Any ideas what could be causing the leak? This is literally the entire code.

eyurtsev commented 1 month ago

I don't see anything obvious. What does from app.enrichment.aggregator import aggregator_review_chain, aggregator_text_chain look like?

lukasugar commented 1 month ago

It's pretty basic as well:

from langchain_core.output_parsers import JsonOutputParser
from langchain_core.prompts import ChatPromptTemplate
from langchain_core.runnables import RunnableLambda
from langchain_openai import ChatOpenAI

from app.enrichment.types import IssueList
from app.prompts.issue_aggregator_prompt import ISSUE_AGGREGATOR_SYSTEM_PROMPT

aggregator_text_chain = ChatPromptTemplate.from_messages(
    [
        (
            "system",
            ISSUE_AGGREGATOR_SYSTEM_PROMPT,
        ),
        ("user", "{text}"),
    ]
) | ChatOpenAI(model="gpt-4-turbo", temperature=0.03, model_kwargs={"seed": 13})

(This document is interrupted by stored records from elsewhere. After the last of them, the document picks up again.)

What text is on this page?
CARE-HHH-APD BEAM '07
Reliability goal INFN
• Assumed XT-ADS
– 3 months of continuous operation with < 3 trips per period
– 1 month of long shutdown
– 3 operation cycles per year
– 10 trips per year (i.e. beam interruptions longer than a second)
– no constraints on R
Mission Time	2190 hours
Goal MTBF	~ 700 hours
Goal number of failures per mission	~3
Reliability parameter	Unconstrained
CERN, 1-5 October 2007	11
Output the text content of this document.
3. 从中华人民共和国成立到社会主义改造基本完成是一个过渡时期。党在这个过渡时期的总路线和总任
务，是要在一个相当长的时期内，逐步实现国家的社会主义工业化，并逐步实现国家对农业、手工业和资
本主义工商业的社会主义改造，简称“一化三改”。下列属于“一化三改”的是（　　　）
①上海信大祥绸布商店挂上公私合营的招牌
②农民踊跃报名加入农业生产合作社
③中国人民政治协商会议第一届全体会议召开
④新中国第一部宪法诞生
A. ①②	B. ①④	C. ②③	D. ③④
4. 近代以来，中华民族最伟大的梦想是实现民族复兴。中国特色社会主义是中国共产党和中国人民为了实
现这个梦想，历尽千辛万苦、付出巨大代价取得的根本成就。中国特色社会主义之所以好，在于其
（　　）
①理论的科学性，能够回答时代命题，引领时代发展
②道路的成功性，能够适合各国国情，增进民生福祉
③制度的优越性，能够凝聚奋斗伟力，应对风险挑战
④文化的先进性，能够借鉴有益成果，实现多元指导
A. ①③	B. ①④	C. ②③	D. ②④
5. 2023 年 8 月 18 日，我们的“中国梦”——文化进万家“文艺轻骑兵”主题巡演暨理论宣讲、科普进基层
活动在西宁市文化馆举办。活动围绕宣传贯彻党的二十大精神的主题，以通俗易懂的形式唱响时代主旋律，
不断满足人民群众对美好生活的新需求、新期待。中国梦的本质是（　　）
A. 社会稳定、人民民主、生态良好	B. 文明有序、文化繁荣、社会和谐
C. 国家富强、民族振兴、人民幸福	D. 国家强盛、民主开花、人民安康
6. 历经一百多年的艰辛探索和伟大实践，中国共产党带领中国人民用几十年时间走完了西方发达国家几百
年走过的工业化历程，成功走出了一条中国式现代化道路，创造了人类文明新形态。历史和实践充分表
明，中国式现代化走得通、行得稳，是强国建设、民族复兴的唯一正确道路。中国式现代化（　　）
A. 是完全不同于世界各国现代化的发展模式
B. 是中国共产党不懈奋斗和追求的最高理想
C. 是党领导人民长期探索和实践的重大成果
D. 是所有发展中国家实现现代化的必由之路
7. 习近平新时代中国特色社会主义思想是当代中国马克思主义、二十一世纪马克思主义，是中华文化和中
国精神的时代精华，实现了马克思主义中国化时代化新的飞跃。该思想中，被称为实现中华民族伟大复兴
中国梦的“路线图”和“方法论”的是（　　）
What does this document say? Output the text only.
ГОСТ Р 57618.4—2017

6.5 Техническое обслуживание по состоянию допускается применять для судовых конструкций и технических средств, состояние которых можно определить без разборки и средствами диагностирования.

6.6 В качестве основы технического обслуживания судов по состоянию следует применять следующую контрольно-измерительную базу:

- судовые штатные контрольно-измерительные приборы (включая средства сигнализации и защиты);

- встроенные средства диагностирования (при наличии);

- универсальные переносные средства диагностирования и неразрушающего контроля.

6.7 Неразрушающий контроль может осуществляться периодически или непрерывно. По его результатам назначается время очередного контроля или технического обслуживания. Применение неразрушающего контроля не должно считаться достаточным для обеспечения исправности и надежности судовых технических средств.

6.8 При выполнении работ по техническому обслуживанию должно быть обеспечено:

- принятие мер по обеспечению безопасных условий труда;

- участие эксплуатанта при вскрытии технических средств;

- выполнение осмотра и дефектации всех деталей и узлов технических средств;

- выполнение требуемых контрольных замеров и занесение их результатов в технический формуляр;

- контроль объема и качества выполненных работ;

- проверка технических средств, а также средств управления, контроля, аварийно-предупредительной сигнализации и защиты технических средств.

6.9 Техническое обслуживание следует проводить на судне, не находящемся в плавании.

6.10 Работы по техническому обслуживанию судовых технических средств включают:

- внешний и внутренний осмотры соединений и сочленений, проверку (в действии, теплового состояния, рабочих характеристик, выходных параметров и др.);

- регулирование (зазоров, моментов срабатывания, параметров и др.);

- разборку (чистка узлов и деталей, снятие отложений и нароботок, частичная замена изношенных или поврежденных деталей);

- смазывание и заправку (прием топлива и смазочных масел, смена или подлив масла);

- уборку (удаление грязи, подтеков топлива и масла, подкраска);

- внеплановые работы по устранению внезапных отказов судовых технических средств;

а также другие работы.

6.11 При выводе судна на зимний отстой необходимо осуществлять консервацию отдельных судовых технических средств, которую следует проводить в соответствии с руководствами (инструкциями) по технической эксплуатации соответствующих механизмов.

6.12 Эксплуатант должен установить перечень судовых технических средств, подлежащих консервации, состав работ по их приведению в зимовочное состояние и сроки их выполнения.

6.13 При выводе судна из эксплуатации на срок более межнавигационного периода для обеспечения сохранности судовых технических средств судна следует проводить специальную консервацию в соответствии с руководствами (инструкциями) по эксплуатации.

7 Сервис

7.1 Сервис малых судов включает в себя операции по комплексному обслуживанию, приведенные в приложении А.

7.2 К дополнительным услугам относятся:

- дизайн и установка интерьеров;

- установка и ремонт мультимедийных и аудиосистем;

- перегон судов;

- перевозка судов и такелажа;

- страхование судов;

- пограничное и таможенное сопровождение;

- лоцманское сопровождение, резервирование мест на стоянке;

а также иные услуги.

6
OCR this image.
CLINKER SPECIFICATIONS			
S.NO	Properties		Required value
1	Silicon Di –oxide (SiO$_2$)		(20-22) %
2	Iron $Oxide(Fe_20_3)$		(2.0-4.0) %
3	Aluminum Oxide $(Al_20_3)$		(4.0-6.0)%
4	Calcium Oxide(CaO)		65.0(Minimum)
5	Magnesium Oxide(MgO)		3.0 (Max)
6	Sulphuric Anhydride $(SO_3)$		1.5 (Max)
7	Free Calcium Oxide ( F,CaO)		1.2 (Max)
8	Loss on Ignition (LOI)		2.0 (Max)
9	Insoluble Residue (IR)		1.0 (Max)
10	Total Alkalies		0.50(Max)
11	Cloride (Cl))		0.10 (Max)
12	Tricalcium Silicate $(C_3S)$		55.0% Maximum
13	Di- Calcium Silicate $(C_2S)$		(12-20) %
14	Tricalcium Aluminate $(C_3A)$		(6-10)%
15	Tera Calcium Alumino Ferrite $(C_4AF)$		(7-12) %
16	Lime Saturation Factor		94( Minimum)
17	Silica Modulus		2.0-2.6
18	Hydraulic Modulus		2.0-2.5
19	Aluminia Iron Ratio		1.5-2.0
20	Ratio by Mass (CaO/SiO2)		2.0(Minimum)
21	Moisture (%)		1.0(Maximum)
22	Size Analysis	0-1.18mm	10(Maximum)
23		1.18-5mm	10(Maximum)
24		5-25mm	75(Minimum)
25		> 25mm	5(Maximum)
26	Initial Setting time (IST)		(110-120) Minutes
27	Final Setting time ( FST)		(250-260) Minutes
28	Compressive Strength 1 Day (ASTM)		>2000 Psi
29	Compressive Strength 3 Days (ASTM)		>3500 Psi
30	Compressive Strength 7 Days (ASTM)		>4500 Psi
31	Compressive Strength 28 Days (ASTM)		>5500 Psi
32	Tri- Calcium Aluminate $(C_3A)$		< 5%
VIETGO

def _serialize_input(x: IssueList) -> str:
    """Helper function to serialize the input"""

    if isinstance(x, dict):
        _ifl = IssueList(issues=x["issues"])
        return _ifl.json()
    return x.json()

aggregator_review_chain = (
    {"text": RunnableLambda(_serialize_input)}
    | aggregator_text_chain
    | JsonOutputParser(pydantic_object=IssueList)
)
lukasugar commented 1 month ago

@eyurtsev any ideas on how to debug this?

Is ChatOpenAI closing its connections after calls?

eyurtsev commented 1 month ago

Ill read over the chat open ai implementation on Monday.

You could try deploying chat open ai as the sole runnable and verifying that you can recreate the problem if so that would help isolate the issue so we can rule out user code.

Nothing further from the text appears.